200203003/1.
Datum uitspraak: 5 februari 2003
AFDELING
BESTUURSRECHTSPRAAK
Uitspraak op het hoger beroep van:
[appellant], wonend te [woonplaats],
tegen de uitspraak van de rechtbank te Leeuwarden van 24 april 2002 in het geding tussen:
de raad voor rechtsbijstand te Leeuwarden.
Bij besluit van 25 mei 2000 heeft het bureau rechtsbijstandvoorziening van de raad voor rechtsbijstand te Leeuwarden (hierna: het bureau) een aanvraag van appellant als bedoeld in de Wet op de rechtsbijstand (hierna: de Wrb) afgewezen.
Bij besluit van 7 november 2000 heeft de raad voor rechtsbijstand te Leeuwarden (hierna: de raad) het daartegen ingestelde beroep ongegrond verklaard.
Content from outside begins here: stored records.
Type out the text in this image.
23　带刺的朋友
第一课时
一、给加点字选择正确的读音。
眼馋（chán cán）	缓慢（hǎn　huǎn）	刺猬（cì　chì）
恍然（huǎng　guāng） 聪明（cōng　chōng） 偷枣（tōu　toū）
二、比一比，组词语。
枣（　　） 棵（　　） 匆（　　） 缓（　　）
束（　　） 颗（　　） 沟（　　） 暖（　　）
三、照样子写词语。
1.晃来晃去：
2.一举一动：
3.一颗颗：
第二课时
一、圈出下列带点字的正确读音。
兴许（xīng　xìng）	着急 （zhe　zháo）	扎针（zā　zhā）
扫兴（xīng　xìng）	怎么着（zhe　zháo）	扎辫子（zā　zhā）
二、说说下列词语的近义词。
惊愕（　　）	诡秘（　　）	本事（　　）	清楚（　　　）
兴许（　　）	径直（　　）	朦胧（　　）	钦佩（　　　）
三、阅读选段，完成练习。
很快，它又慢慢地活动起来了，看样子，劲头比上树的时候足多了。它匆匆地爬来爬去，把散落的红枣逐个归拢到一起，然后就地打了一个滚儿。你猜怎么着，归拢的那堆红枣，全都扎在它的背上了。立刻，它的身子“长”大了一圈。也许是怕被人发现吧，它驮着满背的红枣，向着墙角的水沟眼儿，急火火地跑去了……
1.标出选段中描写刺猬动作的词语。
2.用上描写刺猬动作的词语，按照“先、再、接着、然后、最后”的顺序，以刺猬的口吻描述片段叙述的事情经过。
Dit besluit en het advies van de commissie voor bezwaar en beroep van 1 september 2000, waarnaar in het besluit wordt verwezen, zijn aangehecht.
Bij uitspraak van 24 april 2002, verzonden op diezelfde dag, heeft de rechtbank te Leeuwarden (hierna: de rechtbank) het daartegen ingestelde beroep ongegrond verklaard. Deze uitspraak is aangehecht.
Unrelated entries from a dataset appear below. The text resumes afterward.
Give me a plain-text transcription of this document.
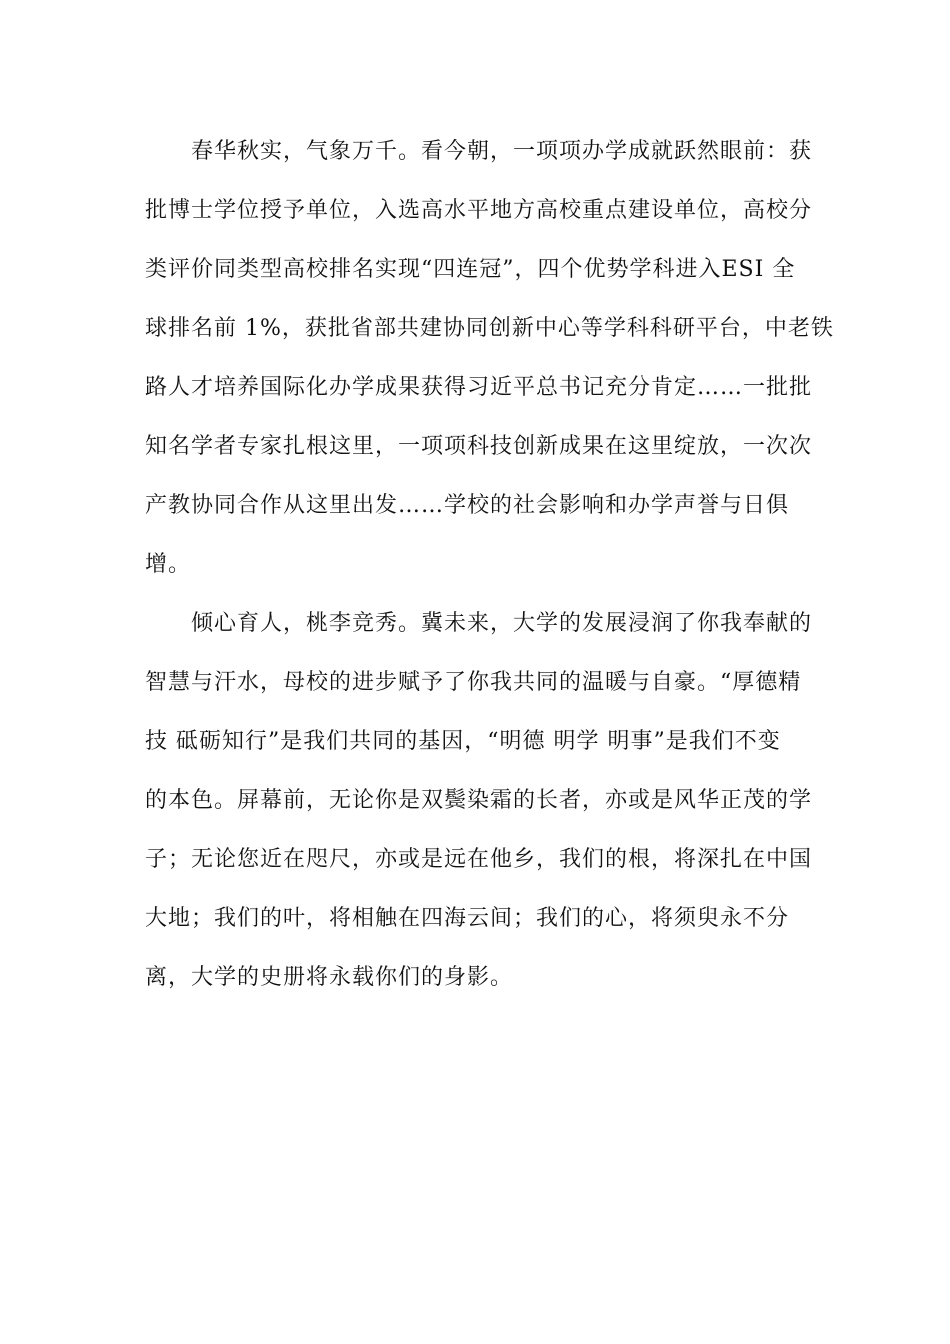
春华秋实，气象万千。看今朝，一项项办学成就跃然眼前：获
批博士学位授予单位，入选高水平地方高校重点建设单位，高校分
类评价同类型高校排名实现“四连冠”，四个优势学科进入ESI 全
球排名前 1%，获批省部共建协同创新中心等学科科研平台，中老铁
路人才培养国际化办学成果获得习近平总书记充分肯定……一批批
知名学者专家扎根这里，一项项科技创新成果在这里绽放，一次次
产教协同合作从这里出发……学校的社会影响和办学声誉与日俱
增。
倾心育人，桃李竞秀。冀未来，大学的发展浸润了你我奉献的
智慧与汗水，母校的进步赋予了你我共同的温暖与自豪。“厚德精
技 砥砺知行”是我们共同的基因，“明德 明学 明事”是我们不变
的本色。屏幕前，无论你是双鬓染霜的长者，亦或是风华正茂的学
子；无论您近在咫尺，亦或是远在他乡，我们的根，将深扎在中国
大地；我们的叶，将相触在四海云间；我们的心，将须臾永不分
离，大学的史册将永载你们的身影。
Tegen deze uitspraak heeft appellant bij brief van 3 juni 2002, bij de Raad van State ingekomen op diezelfde dag, hoger beroep ingesteld. Deze brief is aangehecht.
Bij brief van 11 juli 2002 heeft de raad een memorie van antwoord ingediend.
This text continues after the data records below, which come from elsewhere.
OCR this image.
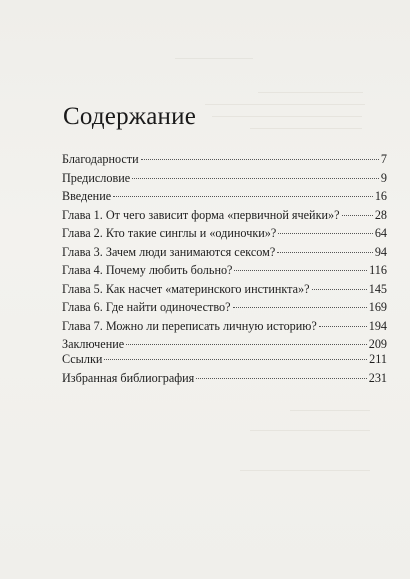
Содержание
Благодарности	7
Предисловие	9
Введение	16
Глава 1. От чего зависит форма «первичной ячейки»?	28
Глава 2. Кто такие синглы и «одиночки»?	64
Глава 3. Зачем люди занимаются сексом?	94
Глава 4. Почему любить больно?	116
Глава 5. Как насчет «материнского инстинкта»?	145
Глава 6. Где найти одиночество?	169
Глава 7. Можно ли переписать личную историю?	194
Заключение	209
Ссылки	211
Избранная библиография	231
De zaak is door een meervoudige kamer van de Afdeling verwezen naar een enkelvoudige.
De Afdeling heeft de zaak ter zitting behandeld op 5 december 2002, waar de raad, vertegenwoordigd door mr. J. Hamer, gemachtigde, is verschenen.
2.1. Ingevolge artikel 8, eerste lid, aanhef en onder a, van het Besluit rechtsbijstand- en toevoegcriteria (hierna: het Brt) wordt geen toevoeging verstrekt indien de rechtsbijstand uitsluitend is verzocht voor het indienen van aanvragen om toelating tot Nederland op grond van de Vreemdelingenwet, tenzij de rechtzoekende met onmiddellijke uitzetting of inbewaringstelling wordt bedreigd of de aanvraag betrekking heeft op een verzoek om toelating als vluchteling en niet kan worden volstaan met het verlenen van rechtsbijstand tijdens een spreekuur dat voorafgaat aan het gehoor.
Ingevolge het tweede lid kan in afwijking van het eerste lid een toevoeging worden verleend, indien de bijzondere feitelijke of juridische ingewikkeldheid van het geval dat vereist.
2.1.1. Niet in geschil is dat de situatie als bedoeld in artikel 8, eerste lid, aanhef en onder a, van het Brt zich in dit geval niet voordoet. Het betoog van appellant dat de rechtbank heeft miskend dat de raad niet heeft getoetst aan artikel 8, tweede lid, van het Brt, faalt. Weliswaar vermeldt het besluit van 7 november 2000 artikel 8, tweede lid, van het Brt, in werking getreden op 1 oktober 2000 en derhalve geldend recht ten tijde van de beslissing op bezwaarschrift, niet expliciet, doch vastgesteld wordt dat in het advies van de commissie voor bezwaar en beroep van 1 september 2000, waarop voornoemd besluit berust, is overwogen dat geen sprake is van bijzondere feitelijke of juridische complexiteit en dat de omstandigheid dat appellant gehandicapt is de aanvraag nog niet feitelijk complex maakt. Gelet hierop moet met de rechtbank worden geoordeeld dat wel degelijk is getoetst of sprake was van bijzondere feitelijke of juridische complexiteit, waarmee aan het bepaalde in dat artikellid is voldaan. Gelet daarop kan het enkele feit dat artikel 8, tweede lid, van het Brt in het besluit van 7 november 2000 niet is genoemd, niet leiden tot vernietiging van dat besluit.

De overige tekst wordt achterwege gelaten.